Turkey refuses Israeli offer for Gaza Flotilla raid

Ankara is reportedly unwilling to accept Israel’s compensation for the 2010 raid on the vessel Mavi Marmara, saying Jerusalem views it as an ex gratia payment and not as a result of a wrongful act. The newspaper 'Hürriyet' quoted on Wednesday Turkish Deputy Prime Minister Bülent Arinc as saying that “In our first meeting they showed no opposition to this [demand]. But in the second meeting, they intended to give an ex gratia payment as a form of reparation because they fear compensation [as a result of their wrongful act] will set an example for other cases."
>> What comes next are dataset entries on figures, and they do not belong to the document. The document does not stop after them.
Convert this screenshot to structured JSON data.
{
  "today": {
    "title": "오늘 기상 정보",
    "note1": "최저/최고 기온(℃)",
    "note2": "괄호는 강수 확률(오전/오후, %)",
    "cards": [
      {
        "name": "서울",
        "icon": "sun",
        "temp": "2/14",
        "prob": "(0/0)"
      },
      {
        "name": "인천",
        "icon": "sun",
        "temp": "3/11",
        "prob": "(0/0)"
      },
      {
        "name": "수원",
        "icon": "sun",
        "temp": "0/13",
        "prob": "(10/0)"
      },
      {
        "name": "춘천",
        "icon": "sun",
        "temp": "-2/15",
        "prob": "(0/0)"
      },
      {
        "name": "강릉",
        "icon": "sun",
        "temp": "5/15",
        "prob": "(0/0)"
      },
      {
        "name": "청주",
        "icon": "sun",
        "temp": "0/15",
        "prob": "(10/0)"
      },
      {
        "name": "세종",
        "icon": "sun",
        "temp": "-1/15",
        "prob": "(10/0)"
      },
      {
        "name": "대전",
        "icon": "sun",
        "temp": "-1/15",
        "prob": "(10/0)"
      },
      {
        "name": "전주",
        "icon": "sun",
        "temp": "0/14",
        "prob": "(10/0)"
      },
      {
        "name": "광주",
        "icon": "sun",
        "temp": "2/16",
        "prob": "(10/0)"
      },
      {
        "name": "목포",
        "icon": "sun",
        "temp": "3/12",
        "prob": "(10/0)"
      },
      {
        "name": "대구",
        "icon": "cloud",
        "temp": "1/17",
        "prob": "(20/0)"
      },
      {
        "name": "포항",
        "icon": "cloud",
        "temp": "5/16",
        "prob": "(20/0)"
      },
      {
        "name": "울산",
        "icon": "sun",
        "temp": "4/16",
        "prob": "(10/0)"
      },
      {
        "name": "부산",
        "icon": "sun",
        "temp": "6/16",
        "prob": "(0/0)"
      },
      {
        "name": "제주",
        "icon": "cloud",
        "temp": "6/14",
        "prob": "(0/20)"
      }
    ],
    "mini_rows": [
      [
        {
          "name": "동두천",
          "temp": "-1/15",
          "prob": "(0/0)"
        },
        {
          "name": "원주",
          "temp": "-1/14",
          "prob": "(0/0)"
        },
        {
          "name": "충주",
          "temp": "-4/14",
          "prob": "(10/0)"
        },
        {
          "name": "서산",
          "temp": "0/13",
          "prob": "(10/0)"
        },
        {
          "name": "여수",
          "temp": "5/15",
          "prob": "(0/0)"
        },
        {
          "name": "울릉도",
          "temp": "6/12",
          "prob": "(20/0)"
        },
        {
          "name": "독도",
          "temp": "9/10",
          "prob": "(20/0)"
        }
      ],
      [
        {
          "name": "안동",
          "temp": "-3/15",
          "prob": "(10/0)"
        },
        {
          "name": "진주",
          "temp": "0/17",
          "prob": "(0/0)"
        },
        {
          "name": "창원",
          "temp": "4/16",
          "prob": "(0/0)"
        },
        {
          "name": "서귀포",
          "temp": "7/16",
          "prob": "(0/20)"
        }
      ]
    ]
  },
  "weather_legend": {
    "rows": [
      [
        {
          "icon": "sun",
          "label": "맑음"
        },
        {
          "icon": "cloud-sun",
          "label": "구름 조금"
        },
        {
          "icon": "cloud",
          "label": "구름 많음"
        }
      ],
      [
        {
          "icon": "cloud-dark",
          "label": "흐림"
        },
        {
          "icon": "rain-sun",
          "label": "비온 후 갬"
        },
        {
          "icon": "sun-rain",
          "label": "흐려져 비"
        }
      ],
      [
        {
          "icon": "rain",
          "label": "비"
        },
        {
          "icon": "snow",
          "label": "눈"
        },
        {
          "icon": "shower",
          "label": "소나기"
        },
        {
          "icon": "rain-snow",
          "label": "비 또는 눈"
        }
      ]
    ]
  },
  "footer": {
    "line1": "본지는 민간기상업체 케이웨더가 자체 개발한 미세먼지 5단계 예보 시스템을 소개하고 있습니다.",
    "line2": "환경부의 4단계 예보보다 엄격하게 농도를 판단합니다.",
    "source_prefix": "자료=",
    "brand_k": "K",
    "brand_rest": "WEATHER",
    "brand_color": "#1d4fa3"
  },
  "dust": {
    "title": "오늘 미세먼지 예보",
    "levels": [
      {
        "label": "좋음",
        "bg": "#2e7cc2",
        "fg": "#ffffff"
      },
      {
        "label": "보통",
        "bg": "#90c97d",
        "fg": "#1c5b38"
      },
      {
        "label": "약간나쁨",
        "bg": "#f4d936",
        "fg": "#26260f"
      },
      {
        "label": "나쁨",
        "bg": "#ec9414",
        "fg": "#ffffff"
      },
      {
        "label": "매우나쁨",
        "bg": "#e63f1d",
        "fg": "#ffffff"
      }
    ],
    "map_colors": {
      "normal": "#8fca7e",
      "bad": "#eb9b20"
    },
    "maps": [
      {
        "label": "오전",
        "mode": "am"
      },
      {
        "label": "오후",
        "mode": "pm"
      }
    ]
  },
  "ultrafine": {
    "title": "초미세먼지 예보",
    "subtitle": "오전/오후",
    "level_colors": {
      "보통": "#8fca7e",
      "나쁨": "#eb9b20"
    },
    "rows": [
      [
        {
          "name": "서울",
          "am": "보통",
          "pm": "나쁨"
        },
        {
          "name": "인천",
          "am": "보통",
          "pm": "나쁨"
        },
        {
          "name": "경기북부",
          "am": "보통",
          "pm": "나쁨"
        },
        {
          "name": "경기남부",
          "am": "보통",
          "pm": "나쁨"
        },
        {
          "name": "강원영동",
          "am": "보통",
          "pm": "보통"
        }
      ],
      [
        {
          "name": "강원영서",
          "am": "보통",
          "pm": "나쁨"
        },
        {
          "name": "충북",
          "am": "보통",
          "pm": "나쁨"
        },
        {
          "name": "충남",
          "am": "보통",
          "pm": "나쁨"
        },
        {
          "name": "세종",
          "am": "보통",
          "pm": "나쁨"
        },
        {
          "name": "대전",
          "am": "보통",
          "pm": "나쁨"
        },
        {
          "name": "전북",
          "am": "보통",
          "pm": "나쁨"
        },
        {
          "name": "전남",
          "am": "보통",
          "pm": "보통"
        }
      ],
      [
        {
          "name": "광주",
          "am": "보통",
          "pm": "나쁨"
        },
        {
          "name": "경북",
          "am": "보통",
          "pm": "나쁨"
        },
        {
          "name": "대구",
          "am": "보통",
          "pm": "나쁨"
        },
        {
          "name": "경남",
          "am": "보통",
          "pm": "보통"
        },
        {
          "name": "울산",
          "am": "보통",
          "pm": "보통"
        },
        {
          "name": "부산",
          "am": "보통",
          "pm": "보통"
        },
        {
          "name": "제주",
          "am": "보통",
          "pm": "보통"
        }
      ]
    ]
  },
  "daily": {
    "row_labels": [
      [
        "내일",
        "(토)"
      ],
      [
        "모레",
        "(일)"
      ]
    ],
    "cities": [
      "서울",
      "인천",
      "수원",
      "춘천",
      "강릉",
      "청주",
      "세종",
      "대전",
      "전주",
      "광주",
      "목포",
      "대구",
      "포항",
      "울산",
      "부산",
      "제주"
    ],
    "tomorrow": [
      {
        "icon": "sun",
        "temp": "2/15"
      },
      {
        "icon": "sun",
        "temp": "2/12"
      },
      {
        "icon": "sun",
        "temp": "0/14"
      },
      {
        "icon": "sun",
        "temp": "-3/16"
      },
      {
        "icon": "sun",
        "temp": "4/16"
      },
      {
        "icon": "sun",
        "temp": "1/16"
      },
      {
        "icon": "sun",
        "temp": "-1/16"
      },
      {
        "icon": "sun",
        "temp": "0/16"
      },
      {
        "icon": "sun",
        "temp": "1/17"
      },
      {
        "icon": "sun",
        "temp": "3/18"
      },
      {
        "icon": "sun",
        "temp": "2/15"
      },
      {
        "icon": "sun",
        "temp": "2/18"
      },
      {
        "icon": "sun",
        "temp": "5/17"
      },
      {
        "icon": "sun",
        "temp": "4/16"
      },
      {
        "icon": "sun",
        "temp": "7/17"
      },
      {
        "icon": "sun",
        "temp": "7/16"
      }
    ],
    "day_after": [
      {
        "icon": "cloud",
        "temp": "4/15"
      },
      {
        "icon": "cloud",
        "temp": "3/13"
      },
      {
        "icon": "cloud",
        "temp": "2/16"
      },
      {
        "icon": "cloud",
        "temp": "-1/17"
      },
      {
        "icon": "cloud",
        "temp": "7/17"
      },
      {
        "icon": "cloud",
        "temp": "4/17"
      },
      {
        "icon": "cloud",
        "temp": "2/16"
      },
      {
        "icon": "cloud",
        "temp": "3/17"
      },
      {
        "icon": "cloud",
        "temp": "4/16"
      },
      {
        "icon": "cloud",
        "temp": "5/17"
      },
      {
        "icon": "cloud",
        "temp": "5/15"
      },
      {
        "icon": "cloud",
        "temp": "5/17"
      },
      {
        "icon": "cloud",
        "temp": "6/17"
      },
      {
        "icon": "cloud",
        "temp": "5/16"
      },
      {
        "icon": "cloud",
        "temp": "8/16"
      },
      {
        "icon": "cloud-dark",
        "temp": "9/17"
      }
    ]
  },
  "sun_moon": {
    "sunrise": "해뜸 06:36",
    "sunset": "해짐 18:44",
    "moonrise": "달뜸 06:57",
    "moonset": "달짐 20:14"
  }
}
“We are not going to rush for the money. Israel has to accept its wrongful act. Otherwise we will not say ‘yes’ to them,” he said, adding that the amount of money to be given to the families of the victims will be automatically calculated in accordance with criteria," the newspaper quoted the deputy of Prime Minister Erdogan as saying.

The two sides have held three meetings in April and in May. Previous reports said the stalemate in talks was a result of disagreements over the amount of money Israel would pay in compensation to the families of the nine Turks that were killed aboard the Gaza-bound 'Freedom Flotilla'.
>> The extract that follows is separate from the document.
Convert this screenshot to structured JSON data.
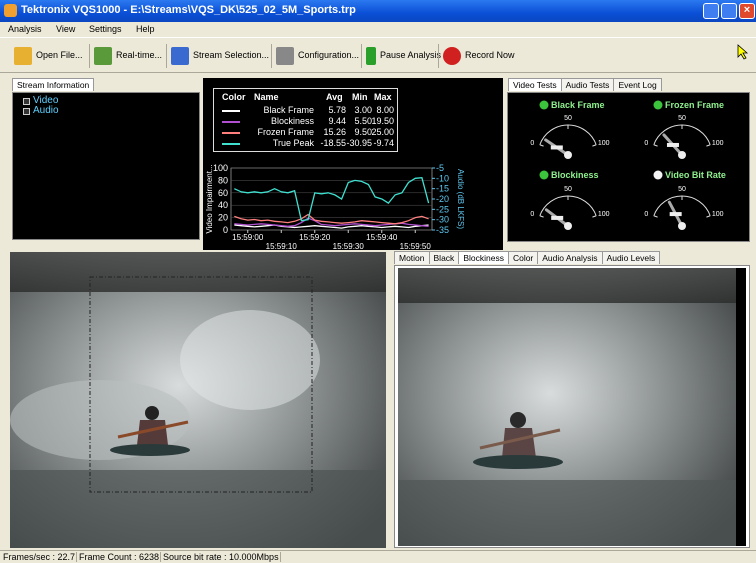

Arinc insisted the amount of money was not the contested issue, but rather Israel’s refusal to acknowledge that the incident was a wrongful act. He added that talks about the amount of money could take place before Turkey’s other two conditions – for Israel to acknowledge the loss of lives in the raid, and to lift its blockade on Gaza – are met.

Israel’s National Security Adviser Ya’akov Amidror, who heads the Israeli delegation to Turkey for the reconciliation talks, said that Israel did not commit to ending its Gaza blockade as part of reconciliation with Turkey.